The guys have convinced me that honesty is the best policy, and even when important information is not happy news, it still needs to be shared.

But we won’t tell her today. That’s not the kind of graduation gift I’d wish on my worst enemy.

Still, it’s going to be a hard conversation and I imagine my sister will go through the whole gamut of emotions I did two years ago, when I found out from Victoria.

Who, by the way, we have not heard a word from. It kills me, knowing nothing, but I have to believe she’s doing what she needs to. When thoughts of how she is and whether anything has happened to her start swirling around my head, I remind myself, again, that we don’t always get answers to our questions.

As frustrating as that is, it feels like my new mantra.

But one thing I am sure of, sure enough to bet my life on, is that I have the full love and support of Vadik, Kir, and Niko.

The strong, sexy, devastatingly handsome Alekseev brothers.

“Are you ready?” Vadik asks Evie.

She looks over her shoulder at her friends, who are also tearing off their caps and gowns. She thrusts hers into my arms and plants a kiss on the cheek of each of the guys, saving a rib-cracking hug for me before she looks at me one more time and runs for the bus her other classmates are boarding, which will take them directly to the airport.

Lucky kids, they’re on a graduation trip to London and Paris, where they are supposed to ‘enrich their knowledge of art and history,’ but where I imagine they’ll basically goof off and consume all the wine and beer they can’t here in the US.

But I’m not worried. Later tonight, the guys and I will board our own private jet and follow the kids so we can keep somewhat of an eye on them. We’re not formal ‘chaperones,’ but we were desperate for a getaway and figured we could watch over Evie at the same time.
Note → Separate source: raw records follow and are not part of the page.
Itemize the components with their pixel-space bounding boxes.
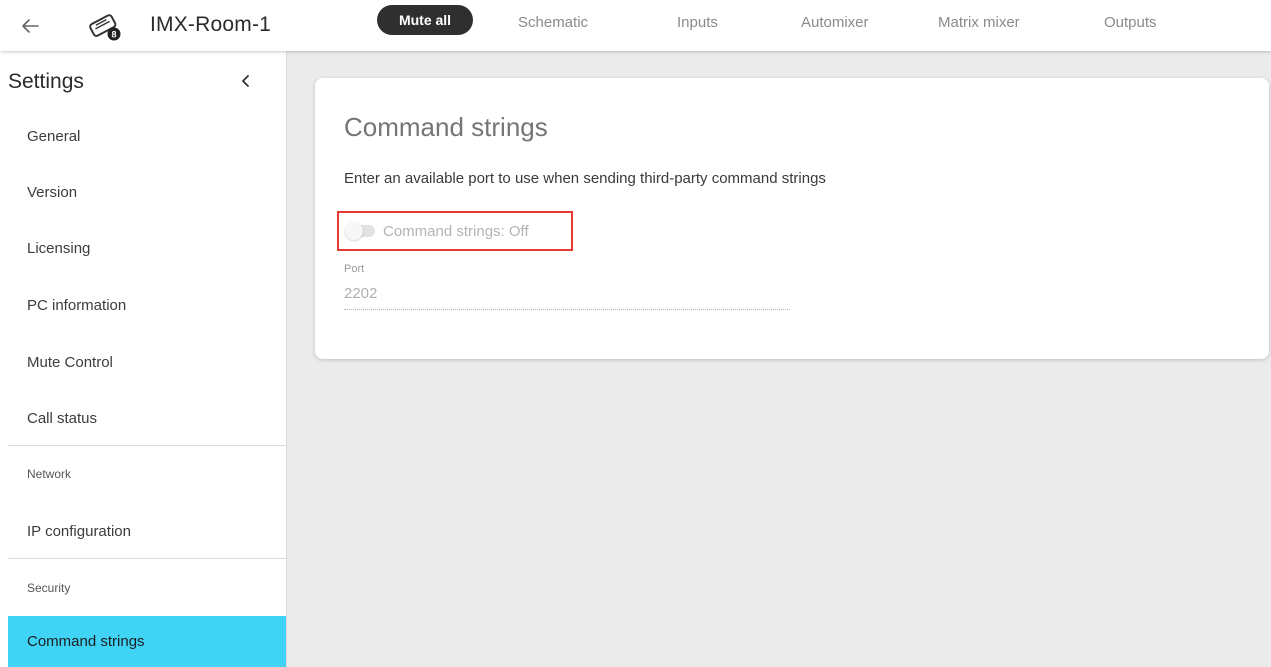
sidebar-section-network: Network (27, 467, 72, 481)
tab-schematic[interactable]: Schematic (518, 14, 588, 31)
sidebar-item-licensing[interactable]: Licensing (8, 220, 286, 276)
toggle-label: Command strings: Off (383, 222, 529, 240)
sidebar-section-security: Security (27, 581, 71, 595)
device-icon: 8 (89, 14, 121, 41)
mute-all-button[interactable]: Mute all (377, 5, 473, 35)
tab-inputs[interactable]: Inputs (677, 14, 718, 31)
settings-sidebar: Settings General Version Licensing PC in… (0, 51, 287, 667)
back-arrow-icon (22, 19, 39, 33)
tab-outputs[interactable]: Outputs (1104, 14, 1157, 31)
sidebar-divider (8, 445, 286, 446)
sidebar-item-version[interactable]: Version (8, 164, 286, 220)
sidebar-item-general[interactable]: General (8, 108, 286, 164)
sidebar-item-command-strings[interactable]: Command strings (8, 616, 286, 667)
sidebar-item-mute-control[interactable]: Mute Control (8, 334, 286, 390)
sidebar-item-ip-configuration[interactable]: IP configuration (8, 503, 286, 559)
port-input[interactable]: 2202 (344, 285, 377, 302)
toggle-knob (345, 222, 363, 240)
command-strings-toggle[interactable]: Command strings: Off (337, 211, 573, 251)
top-bar: 8 IMX-Room-1 Mute all Schematic Inputs A… (0, 0, 1271, 51)
tab-automixer[interactable]: Automixer (801, 14, 869, 31)
port-label: Port (344, 263, 365, 275)
chevron-left-icon (242, 75, 249, 87)
tab-matrix-mixer[interactable]: Matrix mixer (938, 14, 1020, 31)
back-arrow-button[interactable] (16, 13, 44, 39)
sidebar-item-call-status[interactable]: Call status (8, 390, 286, 446)
page-title: Command strings (344, 112, 548, 142)
device-badge: 8 (111, 30, 116, 40)
port-input-underline (344, 309, 790, 310)
sidebar-divider (8, 558, 286, 559)
toggle-switch[interactable] (345, 222, 375, 240)
device-name: IMX-Room-1 (150, 13, 272, 36)
sidebar-item-pc-information[interactable]: PC information (8, 277, 286, 333)
collapse-sidebar-button[interactable] (236, 69, 256, 93)
sidebar-title: Settings (8, 70, 84, 93)
command-strings-card: Command strings Enter an available port … (315, 78, 1269, 359)
page-description: Enter an available port to use when send… (344, 170, 826, 187)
I swallow away the lump in my throat as Evie turns to wave at us one more time before climbing aboard the bus full of noisy teenagers.
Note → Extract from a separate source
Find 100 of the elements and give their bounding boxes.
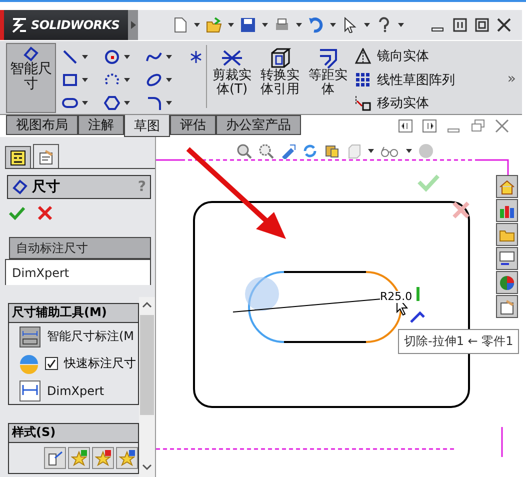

Kir slings an arm around my shoulder. “Well then. The kiddo is gone. Time for some adult fun. What do you say, baby?”

I look at my three guys and then at my watch. “We have a couple hours to pack, then we gotta get to the airport. I say we wait until the plane.”

The guys laugh. “Our girl wants to join the mile high club,” Vadik teases.

“What? Are you saying you guys are already members?” I ask.

They look at each other, no one saying a word.

“I knew it!” I laugh.

Cripes, is there anything these guys haven’t done? I mean, can’t I be their first for anything?

With one last wave at the bus, we head for the limo to take us home, and later to the airport.

Oh, what the hell.

I’ll give the guys a taste of what’s to come.

I raise the window separating us from the limo driver, and get on my knees in front of Kir. I lift my skirt up to bare my ass, unencumbered by panties, as per the guys’ wishes.

The only time I wear panties anymore is when I willfully go against their demands because I am craving the spanking they promise to punish me with. I don’t do it often, but when I do, it’s fucking hot as hell.

I focus on opening Kir’s trousers while Vadik or Niko—I’m not sure which—places his hands on my ass cheeks.

I shiver in anticipation of what, I don’t yet know. But it will be something wild and orgasmic and memorable, just like the lives we’re building together.